David Porter, then a twenty-three-year-old lieutenant, and a six-foot bull of a man, would go on to achieve a remarkable and controversial career. He would almost singlehandedly wipe out the British whaling fleet in the Pacific during the War of 1812. He would help root out the pirate Jean Lafitte from New Orleans, but his reluctance to follow orders would ultimately lead to court-martial. He was, indeed, a bit of a wild man.

A year earlier, he had killed a fellow in a Baltimore saloon during a brawl while trying to land new recruits. Six months after that, his aggressiveness had surfaced again, this time against the enemy. The U.S. squadron-under Commodore Morris-had trapped in a cove eleven small Tripoli merchant ships carrying wheat; Porter took four men in an open boat at night to sneak in and scout the enemy ships. He discovered that the Moslem merchants had tucked all the vessels by the shore, unloaded their bales of wheat into breastworks, and were now backed on land by a thousand militiamen. Porter begged permission, and received it, for the foolhardy mission to attack in open boats to try to set fire to the wheat. Within a stone's throw of the shore, he was shot through his left thigh, and another ball grazed his right thigh. His men managed to set fire to the wheat, but the Moslems eventually succeeded in extinguishing the blaze. Porter-though bleeding profusely-begged permission to attack again, but Morris refused.

Now as the Philadelphia skirted the shore, Porter encouraged Bainbridge to go deeper into the harbor; he also gave orders that three leadlines be cast and recast to look for any perilous change in the depth of the water.
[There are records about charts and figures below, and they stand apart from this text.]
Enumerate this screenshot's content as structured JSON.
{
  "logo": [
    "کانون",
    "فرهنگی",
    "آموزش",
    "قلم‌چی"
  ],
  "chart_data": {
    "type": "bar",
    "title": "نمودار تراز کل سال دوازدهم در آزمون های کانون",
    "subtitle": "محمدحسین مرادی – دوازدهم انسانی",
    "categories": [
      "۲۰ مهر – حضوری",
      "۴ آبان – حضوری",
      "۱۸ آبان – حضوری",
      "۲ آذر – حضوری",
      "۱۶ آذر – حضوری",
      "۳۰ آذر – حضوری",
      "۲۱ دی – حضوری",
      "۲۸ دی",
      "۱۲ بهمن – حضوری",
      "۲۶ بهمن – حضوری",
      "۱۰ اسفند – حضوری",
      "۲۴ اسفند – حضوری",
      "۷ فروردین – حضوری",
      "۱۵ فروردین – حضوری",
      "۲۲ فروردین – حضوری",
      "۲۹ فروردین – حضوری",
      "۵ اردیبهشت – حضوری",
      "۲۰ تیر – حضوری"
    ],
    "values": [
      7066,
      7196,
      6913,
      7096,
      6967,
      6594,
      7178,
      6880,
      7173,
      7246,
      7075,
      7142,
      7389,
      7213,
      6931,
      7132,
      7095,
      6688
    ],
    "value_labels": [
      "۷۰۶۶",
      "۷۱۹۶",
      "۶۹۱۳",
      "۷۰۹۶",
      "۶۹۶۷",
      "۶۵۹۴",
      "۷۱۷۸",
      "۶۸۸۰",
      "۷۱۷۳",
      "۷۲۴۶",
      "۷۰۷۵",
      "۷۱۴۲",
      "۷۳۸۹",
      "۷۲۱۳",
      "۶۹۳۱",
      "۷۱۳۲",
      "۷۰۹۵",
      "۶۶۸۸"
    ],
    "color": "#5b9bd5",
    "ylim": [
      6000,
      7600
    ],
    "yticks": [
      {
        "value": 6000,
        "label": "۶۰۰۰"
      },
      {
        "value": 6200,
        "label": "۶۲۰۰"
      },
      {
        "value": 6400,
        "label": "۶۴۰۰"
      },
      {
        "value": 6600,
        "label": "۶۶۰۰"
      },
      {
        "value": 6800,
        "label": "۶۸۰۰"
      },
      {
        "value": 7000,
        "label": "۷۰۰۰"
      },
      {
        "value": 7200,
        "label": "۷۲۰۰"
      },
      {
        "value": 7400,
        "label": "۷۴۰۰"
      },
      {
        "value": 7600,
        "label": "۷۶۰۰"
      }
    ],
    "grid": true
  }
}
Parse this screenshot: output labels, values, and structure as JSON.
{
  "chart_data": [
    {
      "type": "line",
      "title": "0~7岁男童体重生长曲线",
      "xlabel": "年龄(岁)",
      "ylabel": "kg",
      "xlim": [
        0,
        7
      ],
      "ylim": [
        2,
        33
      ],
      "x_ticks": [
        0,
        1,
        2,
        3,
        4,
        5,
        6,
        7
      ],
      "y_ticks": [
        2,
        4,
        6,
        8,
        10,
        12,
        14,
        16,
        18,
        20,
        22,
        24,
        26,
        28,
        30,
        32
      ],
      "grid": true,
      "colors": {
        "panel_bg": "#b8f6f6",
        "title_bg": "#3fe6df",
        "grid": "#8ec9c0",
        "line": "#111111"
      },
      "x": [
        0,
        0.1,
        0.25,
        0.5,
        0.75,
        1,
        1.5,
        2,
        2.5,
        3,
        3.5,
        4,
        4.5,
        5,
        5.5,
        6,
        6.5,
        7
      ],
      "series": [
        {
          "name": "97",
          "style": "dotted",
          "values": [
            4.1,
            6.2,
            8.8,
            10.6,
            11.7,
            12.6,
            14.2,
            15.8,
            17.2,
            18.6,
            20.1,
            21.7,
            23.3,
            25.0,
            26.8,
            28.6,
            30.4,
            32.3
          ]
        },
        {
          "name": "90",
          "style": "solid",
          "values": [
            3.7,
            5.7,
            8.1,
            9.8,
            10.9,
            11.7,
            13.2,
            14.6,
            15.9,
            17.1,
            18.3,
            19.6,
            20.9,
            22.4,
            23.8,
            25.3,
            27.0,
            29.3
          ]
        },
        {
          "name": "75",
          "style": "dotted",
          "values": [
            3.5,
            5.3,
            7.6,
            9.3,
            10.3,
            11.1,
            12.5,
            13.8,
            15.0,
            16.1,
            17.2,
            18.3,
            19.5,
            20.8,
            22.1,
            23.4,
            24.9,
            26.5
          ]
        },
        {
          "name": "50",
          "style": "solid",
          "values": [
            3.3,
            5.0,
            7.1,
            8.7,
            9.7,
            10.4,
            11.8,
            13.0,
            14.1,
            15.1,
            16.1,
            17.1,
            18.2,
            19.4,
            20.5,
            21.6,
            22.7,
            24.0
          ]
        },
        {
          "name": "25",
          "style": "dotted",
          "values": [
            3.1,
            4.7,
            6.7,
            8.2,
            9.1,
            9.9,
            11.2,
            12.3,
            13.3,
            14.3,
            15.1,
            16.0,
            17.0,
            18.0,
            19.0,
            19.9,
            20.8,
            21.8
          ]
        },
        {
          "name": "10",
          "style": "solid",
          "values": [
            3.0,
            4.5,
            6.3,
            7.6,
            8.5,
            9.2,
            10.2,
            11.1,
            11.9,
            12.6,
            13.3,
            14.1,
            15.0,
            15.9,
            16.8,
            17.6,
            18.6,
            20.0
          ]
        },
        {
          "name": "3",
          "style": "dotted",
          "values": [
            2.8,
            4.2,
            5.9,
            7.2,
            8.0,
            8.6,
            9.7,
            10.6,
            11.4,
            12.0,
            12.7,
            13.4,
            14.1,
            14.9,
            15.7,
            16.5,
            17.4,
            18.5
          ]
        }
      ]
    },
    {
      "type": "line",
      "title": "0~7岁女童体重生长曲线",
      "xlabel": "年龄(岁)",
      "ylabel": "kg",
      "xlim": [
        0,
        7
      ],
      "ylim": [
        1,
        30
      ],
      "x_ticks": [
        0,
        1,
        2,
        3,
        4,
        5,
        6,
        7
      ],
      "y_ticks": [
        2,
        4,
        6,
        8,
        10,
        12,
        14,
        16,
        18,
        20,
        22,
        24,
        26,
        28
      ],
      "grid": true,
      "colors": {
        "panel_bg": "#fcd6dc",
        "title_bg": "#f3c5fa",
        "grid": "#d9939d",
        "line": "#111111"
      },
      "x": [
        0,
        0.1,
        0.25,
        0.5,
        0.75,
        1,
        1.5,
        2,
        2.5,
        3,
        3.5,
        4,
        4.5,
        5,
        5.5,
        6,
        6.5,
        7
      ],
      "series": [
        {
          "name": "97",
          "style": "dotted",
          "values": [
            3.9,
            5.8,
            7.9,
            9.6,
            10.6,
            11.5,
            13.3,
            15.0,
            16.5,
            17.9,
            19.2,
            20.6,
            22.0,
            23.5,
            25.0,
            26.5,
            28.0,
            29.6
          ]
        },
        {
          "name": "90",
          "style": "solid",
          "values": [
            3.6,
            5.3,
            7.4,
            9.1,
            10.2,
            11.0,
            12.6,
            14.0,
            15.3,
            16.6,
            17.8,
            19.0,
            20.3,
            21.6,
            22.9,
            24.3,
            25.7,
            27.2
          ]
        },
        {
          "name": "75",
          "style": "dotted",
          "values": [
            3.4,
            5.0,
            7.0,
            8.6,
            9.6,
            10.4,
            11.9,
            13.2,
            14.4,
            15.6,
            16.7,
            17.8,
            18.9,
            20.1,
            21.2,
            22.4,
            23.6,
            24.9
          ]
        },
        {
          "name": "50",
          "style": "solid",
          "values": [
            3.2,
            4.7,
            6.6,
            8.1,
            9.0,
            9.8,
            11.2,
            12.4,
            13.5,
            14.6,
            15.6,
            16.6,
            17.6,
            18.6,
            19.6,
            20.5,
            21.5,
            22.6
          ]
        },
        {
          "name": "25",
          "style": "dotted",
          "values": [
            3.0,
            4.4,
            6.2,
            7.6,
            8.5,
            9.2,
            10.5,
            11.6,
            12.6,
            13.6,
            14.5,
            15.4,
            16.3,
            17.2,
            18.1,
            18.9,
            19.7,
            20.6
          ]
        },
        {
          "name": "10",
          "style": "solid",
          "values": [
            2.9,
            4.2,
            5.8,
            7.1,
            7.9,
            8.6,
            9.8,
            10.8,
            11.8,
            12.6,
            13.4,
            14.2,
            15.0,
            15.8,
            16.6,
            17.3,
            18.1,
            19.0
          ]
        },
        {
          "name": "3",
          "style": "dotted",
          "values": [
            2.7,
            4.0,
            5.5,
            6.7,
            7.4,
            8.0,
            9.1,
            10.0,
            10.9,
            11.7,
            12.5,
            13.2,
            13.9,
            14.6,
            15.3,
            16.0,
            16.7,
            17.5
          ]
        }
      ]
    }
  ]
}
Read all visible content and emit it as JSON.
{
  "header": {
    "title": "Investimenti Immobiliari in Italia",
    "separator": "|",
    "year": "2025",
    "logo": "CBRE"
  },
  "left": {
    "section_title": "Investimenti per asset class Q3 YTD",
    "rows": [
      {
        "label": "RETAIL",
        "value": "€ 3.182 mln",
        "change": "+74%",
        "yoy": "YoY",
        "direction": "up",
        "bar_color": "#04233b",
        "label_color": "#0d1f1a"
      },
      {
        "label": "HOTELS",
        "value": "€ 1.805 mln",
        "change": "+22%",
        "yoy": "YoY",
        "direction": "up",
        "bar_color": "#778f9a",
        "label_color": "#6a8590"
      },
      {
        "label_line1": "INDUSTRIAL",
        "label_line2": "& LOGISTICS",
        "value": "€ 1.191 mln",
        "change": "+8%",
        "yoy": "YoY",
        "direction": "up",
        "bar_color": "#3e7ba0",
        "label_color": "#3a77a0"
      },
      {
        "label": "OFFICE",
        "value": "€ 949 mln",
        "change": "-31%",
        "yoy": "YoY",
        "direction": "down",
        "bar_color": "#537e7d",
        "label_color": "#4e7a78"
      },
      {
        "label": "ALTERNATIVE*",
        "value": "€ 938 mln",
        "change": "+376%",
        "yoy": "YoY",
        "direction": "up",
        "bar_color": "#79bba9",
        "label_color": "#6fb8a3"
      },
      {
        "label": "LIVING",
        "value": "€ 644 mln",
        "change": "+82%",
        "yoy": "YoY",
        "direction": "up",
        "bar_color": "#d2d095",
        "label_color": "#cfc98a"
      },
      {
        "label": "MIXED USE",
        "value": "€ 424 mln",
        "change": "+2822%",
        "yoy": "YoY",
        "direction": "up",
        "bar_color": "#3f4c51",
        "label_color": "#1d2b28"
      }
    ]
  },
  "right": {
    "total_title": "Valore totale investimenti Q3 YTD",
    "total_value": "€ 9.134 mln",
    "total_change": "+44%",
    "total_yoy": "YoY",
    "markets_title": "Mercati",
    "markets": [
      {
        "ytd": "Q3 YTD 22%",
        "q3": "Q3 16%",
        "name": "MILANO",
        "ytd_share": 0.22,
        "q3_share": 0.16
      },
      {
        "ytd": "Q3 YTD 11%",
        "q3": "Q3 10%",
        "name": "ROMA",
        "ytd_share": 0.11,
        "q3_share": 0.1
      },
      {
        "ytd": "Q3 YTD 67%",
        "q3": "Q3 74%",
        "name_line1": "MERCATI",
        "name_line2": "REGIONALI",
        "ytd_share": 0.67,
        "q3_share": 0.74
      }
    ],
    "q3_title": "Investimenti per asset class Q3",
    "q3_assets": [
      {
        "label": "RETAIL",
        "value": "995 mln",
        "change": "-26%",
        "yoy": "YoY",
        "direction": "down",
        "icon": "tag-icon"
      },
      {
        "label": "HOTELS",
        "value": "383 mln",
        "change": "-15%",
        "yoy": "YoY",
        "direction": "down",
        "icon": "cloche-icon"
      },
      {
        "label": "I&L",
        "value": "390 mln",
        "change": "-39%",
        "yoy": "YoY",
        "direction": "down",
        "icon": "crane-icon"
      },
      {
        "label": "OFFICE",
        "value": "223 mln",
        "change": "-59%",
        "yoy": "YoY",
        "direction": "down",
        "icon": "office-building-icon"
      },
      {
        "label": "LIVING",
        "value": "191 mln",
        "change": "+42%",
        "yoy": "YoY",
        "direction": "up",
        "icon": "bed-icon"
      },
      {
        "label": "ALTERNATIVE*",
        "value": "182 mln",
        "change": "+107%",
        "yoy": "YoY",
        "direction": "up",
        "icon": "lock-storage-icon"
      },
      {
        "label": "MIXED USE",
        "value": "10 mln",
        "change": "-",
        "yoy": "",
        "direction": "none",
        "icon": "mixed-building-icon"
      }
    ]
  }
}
Two lieutenants and one midshipman oversaw sailors who slung forward a lead weight, itself weighing as much as twenty-eight pounds. If the toss was timed right, the lead weight would strike bottom as the ship passed, giving a true vertical depth by a reading of colored markings tied to the rope. The men sang out lead-line readings of at least eight fathoms (or forty-eight feet of water), plenty for a ship that needed a little over twenty feet in depth.